I believe that both silver and gold are poised to go up in the next few months, especially if we’re able to push our way out of this global depression we’ve been suffering for a while now. That being so, this might be a good time to purchase a few Mooses (Meese?) if you can get ’em for a good price.

Why a Moose?

While it may not be as fierce as the wolf, grizzly, or cougar, the moose has a special place in the Canadian heart. Its range covers most of the country, and it’s Canada’s largest mammal. As for the coin itself, it’s basically made on a Maple Leaf blank.

In other words, the coin has a diameter of 38 mm and a thickness of 2.87 mm. It weighs precisely one Troy ounce, has a reeded edge, and bears no mint mark. Ideally, that was to make it of limited interest to collectors…like that ever works.

Further Details

The Mint strikes the Moose from native Canadian silver. Officially, it’s a $5 piece, and says so on the obverse below the portrait of Her Majesty, Queen Elizabeth II of England.  The legend arching above reads ELIZABETH II, with 5 DOLLARS 2012 below.

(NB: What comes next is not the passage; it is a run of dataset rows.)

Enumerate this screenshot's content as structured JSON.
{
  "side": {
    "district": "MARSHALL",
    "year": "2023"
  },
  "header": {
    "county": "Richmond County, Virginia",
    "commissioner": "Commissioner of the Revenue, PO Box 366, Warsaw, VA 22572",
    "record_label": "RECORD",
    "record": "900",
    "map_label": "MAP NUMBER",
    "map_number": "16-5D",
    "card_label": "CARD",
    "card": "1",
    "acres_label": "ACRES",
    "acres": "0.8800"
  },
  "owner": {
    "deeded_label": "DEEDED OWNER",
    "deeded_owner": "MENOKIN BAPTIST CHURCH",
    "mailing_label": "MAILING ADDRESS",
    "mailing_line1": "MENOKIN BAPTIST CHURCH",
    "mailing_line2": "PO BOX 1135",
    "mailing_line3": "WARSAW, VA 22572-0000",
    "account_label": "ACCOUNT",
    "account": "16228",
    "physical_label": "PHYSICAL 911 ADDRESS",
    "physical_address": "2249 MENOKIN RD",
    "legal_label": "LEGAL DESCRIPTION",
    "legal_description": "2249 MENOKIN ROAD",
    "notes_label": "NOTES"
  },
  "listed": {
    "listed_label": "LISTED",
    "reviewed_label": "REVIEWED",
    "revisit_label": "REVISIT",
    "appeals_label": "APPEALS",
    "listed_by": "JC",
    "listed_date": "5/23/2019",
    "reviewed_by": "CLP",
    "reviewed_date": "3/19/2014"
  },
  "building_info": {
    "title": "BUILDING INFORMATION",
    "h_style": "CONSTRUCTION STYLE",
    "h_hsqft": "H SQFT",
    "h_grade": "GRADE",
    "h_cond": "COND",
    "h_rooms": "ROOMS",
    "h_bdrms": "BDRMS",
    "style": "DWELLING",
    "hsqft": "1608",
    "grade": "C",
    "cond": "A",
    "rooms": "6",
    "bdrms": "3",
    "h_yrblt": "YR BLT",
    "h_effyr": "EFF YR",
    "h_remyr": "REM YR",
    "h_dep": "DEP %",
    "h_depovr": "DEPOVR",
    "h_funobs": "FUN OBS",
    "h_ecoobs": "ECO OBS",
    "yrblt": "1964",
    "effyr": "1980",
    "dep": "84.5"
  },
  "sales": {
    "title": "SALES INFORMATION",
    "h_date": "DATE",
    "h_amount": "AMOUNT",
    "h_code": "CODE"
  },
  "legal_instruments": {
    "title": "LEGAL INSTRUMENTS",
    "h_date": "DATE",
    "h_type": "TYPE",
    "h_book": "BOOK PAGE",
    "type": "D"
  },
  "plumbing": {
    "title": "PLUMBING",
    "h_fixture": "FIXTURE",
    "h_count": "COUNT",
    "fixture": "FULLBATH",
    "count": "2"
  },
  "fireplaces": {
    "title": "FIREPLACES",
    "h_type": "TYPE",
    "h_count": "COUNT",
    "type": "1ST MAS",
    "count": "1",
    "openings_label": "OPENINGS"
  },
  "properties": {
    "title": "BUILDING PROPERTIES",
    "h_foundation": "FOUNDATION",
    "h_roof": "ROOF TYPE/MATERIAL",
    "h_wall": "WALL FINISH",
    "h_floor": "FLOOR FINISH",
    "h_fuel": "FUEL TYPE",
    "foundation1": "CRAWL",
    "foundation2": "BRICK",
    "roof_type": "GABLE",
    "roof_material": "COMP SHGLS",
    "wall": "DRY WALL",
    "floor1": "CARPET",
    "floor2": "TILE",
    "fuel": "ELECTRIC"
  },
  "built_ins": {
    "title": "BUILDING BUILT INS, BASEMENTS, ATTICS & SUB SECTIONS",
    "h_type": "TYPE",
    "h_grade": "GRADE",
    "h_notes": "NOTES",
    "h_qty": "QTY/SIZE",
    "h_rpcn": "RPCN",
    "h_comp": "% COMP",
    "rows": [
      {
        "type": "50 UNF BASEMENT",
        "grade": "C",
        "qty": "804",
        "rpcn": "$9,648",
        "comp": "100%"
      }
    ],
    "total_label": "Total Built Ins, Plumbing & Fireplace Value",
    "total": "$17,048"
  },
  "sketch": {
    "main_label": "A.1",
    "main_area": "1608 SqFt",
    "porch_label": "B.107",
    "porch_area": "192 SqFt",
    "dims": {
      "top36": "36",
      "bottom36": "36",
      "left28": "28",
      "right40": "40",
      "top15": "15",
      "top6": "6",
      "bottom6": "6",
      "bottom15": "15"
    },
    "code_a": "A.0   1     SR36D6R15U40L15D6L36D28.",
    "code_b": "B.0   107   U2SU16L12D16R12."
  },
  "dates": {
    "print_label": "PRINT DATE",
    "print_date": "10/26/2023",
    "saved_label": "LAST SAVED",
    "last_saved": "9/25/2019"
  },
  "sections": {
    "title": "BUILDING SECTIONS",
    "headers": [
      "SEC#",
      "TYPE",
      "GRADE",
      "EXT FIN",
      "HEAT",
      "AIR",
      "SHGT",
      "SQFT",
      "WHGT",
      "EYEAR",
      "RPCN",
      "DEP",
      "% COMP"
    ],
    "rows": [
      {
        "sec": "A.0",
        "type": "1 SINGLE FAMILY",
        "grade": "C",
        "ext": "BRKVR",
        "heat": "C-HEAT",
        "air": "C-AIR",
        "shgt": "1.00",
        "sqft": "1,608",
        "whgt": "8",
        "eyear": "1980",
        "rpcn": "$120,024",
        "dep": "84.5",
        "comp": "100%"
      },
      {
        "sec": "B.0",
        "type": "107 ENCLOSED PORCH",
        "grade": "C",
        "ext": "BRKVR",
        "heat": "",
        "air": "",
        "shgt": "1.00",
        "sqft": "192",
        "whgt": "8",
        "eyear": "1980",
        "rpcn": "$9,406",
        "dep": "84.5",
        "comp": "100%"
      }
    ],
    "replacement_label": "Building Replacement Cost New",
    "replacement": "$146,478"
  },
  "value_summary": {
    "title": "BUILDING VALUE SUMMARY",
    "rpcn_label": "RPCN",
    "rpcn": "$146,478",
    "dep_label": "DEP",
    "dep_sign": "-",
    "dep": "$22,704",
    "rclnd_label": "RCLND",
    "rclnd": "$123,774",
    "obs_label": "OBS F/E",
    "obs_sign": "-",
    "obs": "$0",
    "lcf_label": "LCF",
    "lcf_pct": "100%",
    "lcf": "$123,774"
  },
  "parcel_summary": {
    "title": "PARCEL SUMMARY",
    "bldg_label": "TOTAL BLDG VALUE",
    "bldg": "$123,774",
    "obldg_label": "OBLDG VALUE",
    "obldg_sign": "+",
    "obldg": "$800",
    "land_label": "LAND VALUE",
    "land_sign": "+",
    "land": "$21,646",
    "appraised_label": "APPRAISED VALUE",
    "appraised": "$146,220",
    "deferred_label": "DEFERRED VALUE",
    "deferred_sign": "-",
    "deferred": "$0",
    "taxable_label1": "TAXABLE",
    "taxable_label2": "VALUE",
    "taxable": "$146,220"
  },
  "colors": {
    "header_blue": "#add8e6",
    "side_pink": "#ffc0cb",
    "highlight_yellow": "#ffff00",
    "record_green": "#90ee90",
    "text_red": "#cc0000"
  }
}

The reverse gives the coin its name. It’s a left-facing portrait of a moose standing in native vegetation. CANADA arches above it. Below its chin is the designation 9999 (denoting 99.99% silver purity). Below that and a bit to the right are the letters WW, the initials of designer/engraver William Woodruff.

Below all that, along the coin’s bottom edge, is the legend FINE SILVER, 1 OZ, ARGENT PUR.

To Moose, or Not to Moose…

…that is, of course, the question. Personally, I love these coins, and wouldn’t hesitate to grab one if I could get it for a good price. They’re not available through the Mint itself; they were originally released through a group of bullion dealers who were supposed to sell the coins at a slight premium over the spot price.

If you can find a dealer who still has some at that price, I’d say buy them right now—as many as you can. Otherwise, you’ll be stuck with buying them from coin dealers and individual collectors, and you’ll very likely have to deal with a huge premium.

You know my opinion about the inherit instability of the collectibles market: bet on the metal, not the collectability. Purchase a Canadian Silver Moose only if you can do so without the collectibles mark-up.